Warm grilled avocado and tomato atop a fresh and filling salad with the most amazing chipotle cilantro lime vinaigrette. Unbelievable!
I get asked a lot where I draw inspiration for the recipes I create. I’d say more often than not, it’s from something I’ve tried at a restaurant or bakery somewhere. I love falling in love with something and coming home to recreate it and make it my own in the comfort of our home.
Well, this grilled avocado and tomato salad is the perfect example. I’m a regular at a local fast-casual salad place called Snappy’s. It’s the type of place where you walk through a line and build your own salad or choose one of their featured salad and they make it for you as you move down the line.
I have three favorites that I rotate through depending on my mood…I’m always craving one of them. I’ve already shared my Chicken Quinoa Powerhouse Salad which was inspired by Snappy’s Bam Bam salad and I’ll be sharing my variation of the Asian Chicken Salad I create there (with all the wasabi peas!) soon, but today, I’m sharing my homemade version of their Grilled Avocado Salad.
It’s surprisingly simple yet stunning. Fresh and filling. Meatless and you’ll never miss it. AMAZING!
Mixed greens, chopped red onion, black beans, grilled corn, pepitas and cotija topped with warm grilled avocado and tomato halves all tossed in the most amazing chipotle cilantro lime vinaigrette. Seriously one of the most amazing salad experiences you could have!
You can grill the avocado, tomatoes and corn outside on the grill on a lovely summer night or inside using a grill pan on a colder spring day…
The warm avocado just melts in your mouth while the charred tomato juices and crunchy corn kernels lead you to the cool crispness of the mixed greens. The chipotle cilantro lime vinaigrette brings it all together with a little spice, citrus and sweetness…
I make if for us for lunch or dinner all the time. The combination of textures and flavors is so unbelievable you won’t want to put your fork down for fear it’s just a delicious dream.

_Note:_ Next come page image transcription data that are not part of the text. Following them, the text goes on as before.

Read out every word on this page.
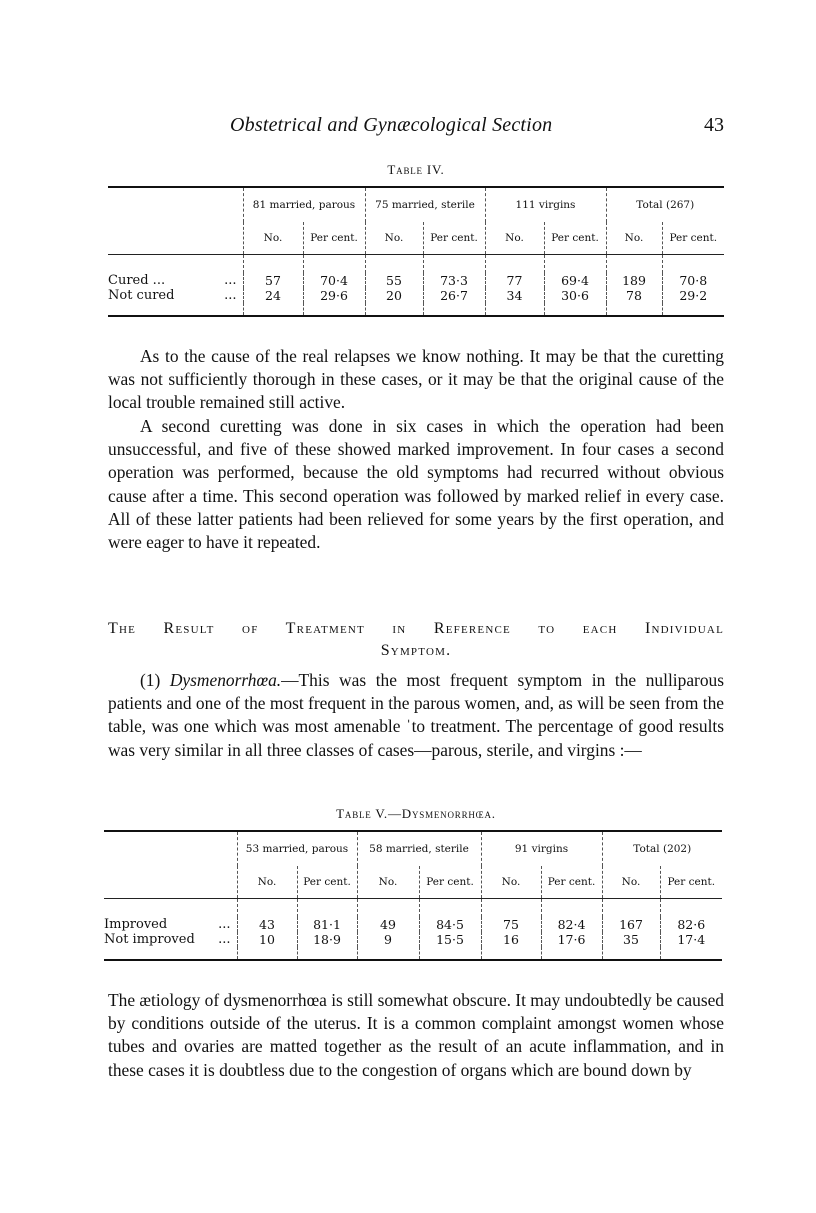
Obstetrical and Gynæcological Section	43
Table IV.
	81 married, parous		75 married, sterile		111 virgins		Total (267)	
	No.	Per cent.	No.	Per cent.	No.	Per cent.	No.	Per cent.

Cured ... ...	57	70·4	55	73·3	77	69·4	189	70·8
Not cured ...	24	29·6	20	26·7	34	30·6	78	29·2

As to the cause of the real relapses we know nothing. It may be that the curetting was not sufficiently thorough in these cases, or it may be that the original cause of the local trouble remained still active.

A second curetting was done in six cases in which the operation had been unsuccessful, and five of these showed marked improvement. In four cases a second operation was performed, because the old symptoms had recurred without obvious cause after a time. This second operation was followed by marked relief in every case. All of these latter patients had been relieved for some years by the first operation, and were eager to have it repeated.

The Result of Treatment in Reference to each Individual
Symptom.

(1) Dysmenorrhœa.—This was the most frequent symptom in the nulliparous patients and one of the most frequent in the parous women, and, as will be seen from the table, was one which was most amenable ˈto treatment. The percentage of good results was very similar in all three classes of cases—parous, sterile, and virgins :—

Table V.—Dysmenorrhœa.
	53 married, parous		58 married, sterile		91 virgins		Total (202)	
	No.	Per cent.	No.	Per cent.	No.	Per cent.	No.	Per cent.

Improved ...	43	81·1	49	84·5	75	82·4	167	82·6
Not improved ...	10	18·9	9	15·5	16	17·6	35	17·4

The ætiology of dysmenorrhœa is still somewhat obscure. It may undoubtedly be caused by conditions outside of the uterus. It is a common complaint amongst women whose tubes and ovaries are matted together as the result of an acute inflammation, and in these cases it is doubtless due to the congestion of organs which are bound down by
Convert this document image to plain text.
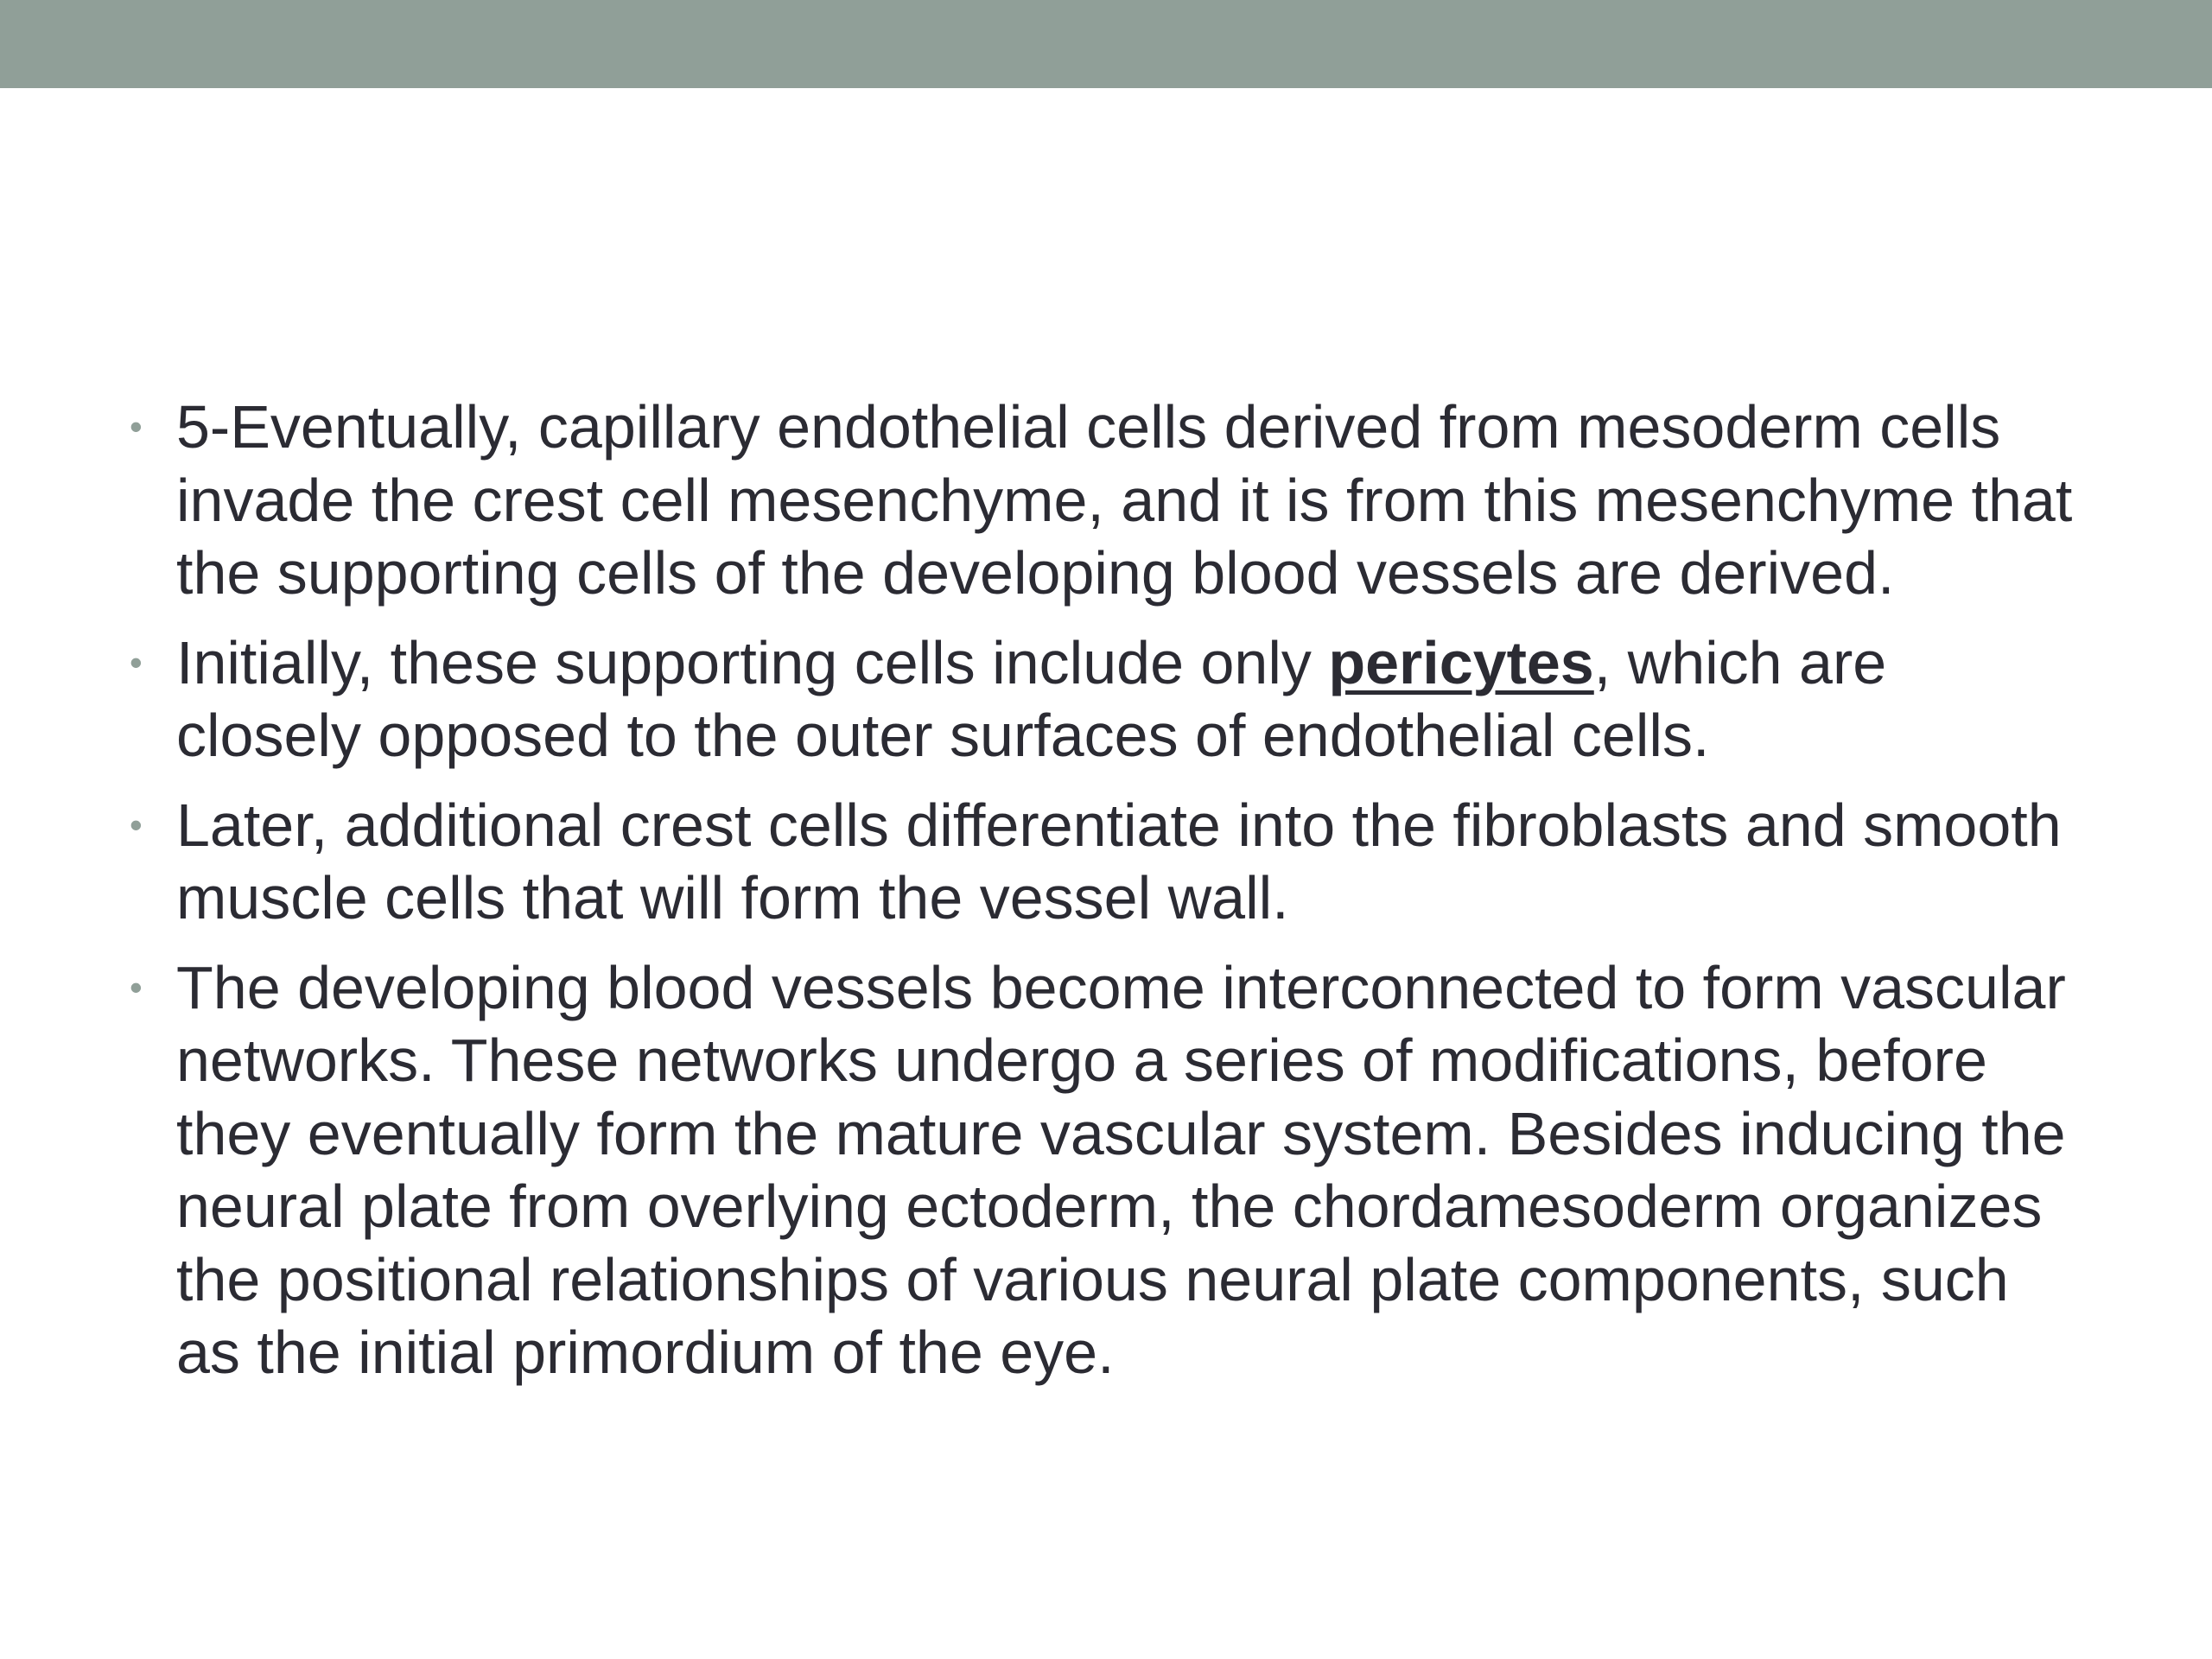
• 5-Eventually, capillary endothelial cells derived from mesoderm cells invade the crest cell mesenchyme, and it is from this mesenchyme that the supporting cells of the developing blood vessels are derived.
• Initially, these supporting cells include only pericytes, which are closely opposed to the outer surfaces of endothelial cells.
• Later, additional crest cells differentiate into the fibroblasts and smooth muscle cells that will form the vessel wall.
• The developing blood vessels become interconnected to form vascular networks. These networks undergo a series of modifications, before they eventually form the mature vascular system. Besides inducing the neural plate from overlying ectoderm, the chordamesoderm organizes the positional relationships of various neural plate components, such as the initial primordium of the eye.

- 1 avocado, halved with seed and skin removed
- 1 tomato, halved
- 1 ear of corn
- canola oil, for grilling
- 2 cups mixed greens
- ¼ cup canned black beans, drained and rinsed
- 2 tablespoons chopped red onion
- 2 tablespoons pepitas
- 2 tablespoons crumbled cotija cheese
- ¼ cup fresh lime juice
- 1 tablespoon honey
- 2 tablespoons chipotle sauce, from a can of chipotle peppers
- ½ teaspoon cumin
- 1 cup cilantro leaves
- salt & pepper, to taste
- Heat grill or grill pan to medium-high heat. Brush grates or pan generously with canola oil.
- If grilling the corn on a grill, leave the kernels on the cob. If using a grill pan, you can remove the kernels from the cob prior to grilling, if desired.
- Brush avocado, tomato and corn lightly with some canola oil. Place them a few inches apart, cut side down, on the grill or in the grill pan. Grill 3-4 minutes on each side or until black grill marks start to appear. Season with salt and pepper before removing from the grill.
- Meanwhile, make the dressing. Place lime juice, honey, chipotle sauce, cumin and cilantro in a blender and blend until smooth. Season with salt and pepper to taste. Set aside.
- In a large salad bowl, add the mixed greens, black beans, red onion, pepitas and cotija cheese. Top with the grilled avocado, tomato and corn kernels (cut kernels from the cob after they are grilled if you haven’t already).
- Drizzle salad with desired amount of dressing. Toss and enjoy!